Os deputados federais do Nordeste foram os mais leais ao governo do presidente Lula da Silva (PT) nas votações do plenário da Câmara dos Deputados em 2023, enquanto os representantes do Centro-Oeste e do Sul foram os mais oposicionistas, mostra levantamento de André Shalders, do Estadão. Piauí, Bahia e Maranhão formam o “top 3″ dos Estados mais governistas, enquanto Mato Grosso, Santa Catarina e Rondônia foram os que mais votaram contra o governo.
Os votos dos deputados reproduzem, de forma quase idêntica, o mapa eleitoral do segundo turno da disputa presidencial de 2022: Piauí, Bahia e Maranhão são também os três Estados onde Lula venceu por maior margem o ex-presidente Jair Bolsonaro (PL).

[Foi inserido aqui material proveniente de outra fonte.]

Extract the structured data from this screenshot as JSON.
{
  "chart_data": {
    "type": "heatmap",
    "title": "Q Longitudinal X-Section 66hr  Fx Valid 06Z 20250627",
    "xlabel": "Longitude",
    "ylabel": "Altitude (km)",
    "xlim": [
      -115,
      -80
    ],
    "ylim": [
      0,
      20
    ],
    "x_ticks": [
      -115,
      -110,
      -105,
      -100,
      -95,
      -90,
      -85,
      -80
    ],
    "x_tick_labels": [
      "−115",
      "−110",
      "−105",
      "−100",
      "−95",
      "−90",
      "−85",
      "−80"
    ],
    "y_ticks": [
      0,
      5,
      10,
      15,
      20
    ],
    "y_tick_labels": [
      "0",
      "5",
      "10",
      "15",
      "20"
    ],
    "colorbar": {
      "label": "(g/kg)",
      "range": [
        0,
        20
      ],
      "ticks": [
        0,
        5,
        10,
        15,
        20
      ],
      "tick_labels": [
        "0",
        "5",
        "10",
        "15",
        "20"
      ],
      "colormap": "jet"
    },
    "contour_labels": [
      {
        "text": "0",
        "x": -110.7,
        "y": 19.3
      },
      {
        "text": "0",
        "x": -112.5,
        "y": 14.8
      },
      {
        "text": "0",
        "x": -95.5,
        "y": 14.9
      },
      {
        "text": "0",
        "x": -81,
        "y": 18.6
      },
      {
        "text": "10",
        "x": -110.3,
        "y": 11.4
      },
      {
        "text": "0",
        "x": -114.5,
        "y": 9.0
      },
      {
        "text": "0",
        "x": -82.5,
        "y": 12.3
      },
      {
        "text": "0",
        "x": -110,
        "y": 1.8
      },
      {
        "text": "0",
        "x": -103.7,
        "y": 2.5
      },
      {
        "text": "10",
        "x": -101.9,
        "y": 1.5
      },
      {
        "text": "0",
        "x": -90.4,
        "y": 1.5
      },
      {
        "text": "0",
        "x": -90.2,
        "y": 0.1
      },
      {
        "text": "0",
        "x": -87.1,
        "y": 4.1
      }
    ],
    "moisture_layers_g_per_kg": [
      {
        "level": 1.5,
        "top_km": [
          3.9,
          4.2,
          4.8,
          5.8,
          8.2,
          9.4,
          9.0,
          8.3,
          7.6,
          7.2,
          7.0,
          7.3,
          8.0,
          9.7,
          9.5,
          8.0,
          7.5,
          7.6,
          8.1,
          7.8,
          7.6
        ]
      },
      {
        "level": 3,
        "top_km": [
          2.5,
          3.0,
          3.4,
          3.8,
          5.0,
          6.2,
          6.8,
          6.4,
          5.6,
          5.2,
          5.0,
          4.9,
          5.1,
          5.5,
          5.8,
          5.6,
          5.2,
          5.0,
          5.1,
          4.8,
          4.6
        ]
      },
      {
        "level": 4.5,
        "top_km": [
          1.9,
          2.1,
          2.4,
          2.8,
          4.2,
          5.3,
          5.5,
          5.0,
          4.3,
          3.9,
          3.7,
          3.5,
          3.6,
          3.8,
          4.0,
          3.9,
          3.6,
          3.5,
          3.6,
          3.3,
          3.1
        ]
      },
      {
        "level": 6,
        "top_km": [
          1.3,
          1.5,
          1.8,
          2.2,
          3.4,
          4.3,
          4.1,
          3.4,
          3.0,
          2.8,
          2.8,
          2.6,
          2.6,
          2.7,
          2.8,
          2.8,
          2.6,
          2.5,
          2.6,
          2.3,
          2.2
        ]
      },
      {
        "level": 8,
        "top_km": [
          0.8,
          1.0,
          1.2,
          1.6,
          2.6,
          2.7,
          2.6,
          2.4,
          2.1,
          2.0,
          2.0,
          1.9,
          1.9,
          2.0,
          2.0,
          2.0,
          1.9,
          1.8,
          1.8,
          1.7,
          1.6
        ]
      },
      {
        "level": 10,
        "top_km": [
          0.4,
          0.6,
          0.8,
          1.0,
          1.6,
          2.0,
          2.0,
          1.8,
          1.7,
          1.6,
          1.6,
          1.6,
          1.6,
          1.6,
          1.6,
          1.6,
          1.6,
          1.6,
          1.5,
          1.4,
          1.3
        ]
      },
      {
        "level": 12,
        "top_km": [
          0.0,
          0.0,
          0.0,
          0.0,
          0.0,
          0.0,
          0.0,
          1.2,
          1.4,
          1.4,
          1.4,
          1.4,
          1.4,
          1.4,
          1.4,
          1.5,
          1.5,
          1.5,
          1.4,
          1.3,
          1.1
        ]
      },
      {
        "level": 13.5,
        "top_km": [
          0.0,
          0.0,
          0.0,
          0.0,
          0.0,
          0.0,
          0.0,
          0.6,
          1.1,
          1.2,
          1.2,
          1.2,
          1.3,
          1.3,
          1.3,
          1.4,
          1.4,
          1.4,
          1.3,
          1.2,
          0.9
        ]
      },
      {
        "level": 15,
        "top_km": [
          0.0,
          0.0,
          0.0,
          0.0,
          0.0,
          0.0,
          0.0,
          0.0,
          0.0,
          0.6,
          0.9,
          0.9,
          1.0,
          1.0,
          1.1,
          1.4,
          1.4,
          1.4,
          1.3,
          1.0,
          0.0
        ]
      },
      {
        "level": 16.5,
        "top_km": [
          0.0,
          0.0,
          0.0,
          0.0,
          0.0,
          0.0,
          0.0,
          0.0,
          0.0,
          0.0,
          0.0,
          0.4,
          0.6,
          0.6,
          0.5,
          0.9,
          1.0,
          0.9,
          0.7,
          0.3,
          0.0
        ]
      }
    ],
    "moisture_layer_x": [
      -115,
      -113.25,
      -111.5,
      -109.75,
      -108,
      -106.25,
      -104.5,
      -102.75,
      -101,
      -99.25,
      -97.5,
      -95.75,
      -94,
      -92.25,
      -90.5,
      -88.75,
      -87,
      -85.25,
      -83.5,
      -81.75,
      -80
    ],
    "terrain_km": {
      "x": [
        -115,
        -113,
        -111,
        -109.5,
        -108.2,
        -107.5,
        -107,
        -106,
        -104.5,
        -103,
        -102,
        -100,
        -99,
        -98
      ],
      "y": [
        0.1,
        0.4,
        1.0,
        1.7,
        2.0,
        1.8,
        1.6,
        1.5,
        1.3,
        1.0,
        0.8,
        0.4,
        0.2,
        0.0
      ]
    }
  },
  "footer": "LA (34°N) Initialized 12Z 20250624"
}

A divisão regional se mantém dentro dos partidos. Ou seja, deputados da mesma sigla foram mais ou menos governistas a depender do perfil do reduto eleitoral do Estado de onde vêm. No Republicanos, por exemplo, os pernambucanos votaram com o governo em 90,2% das ocasiões. Já os gaúchos seguiram o governo em só 50,4% das votações. A mesma coisa no MDB: a taxa de governismo dos pernambucanos da sigla foi de 96%; já a dos gaúchos ficou em 61%. Até dentro do PL, partido de Bolsonaro, impera a mesma lógica. O representante do partido no Sergipe, Ícaro de Valmir, acompanhou o governo em 80% das votações de que participou. Já os dois deputados do PL no Mato Grosso do Sul foram governistas em apenas 20% das vezes.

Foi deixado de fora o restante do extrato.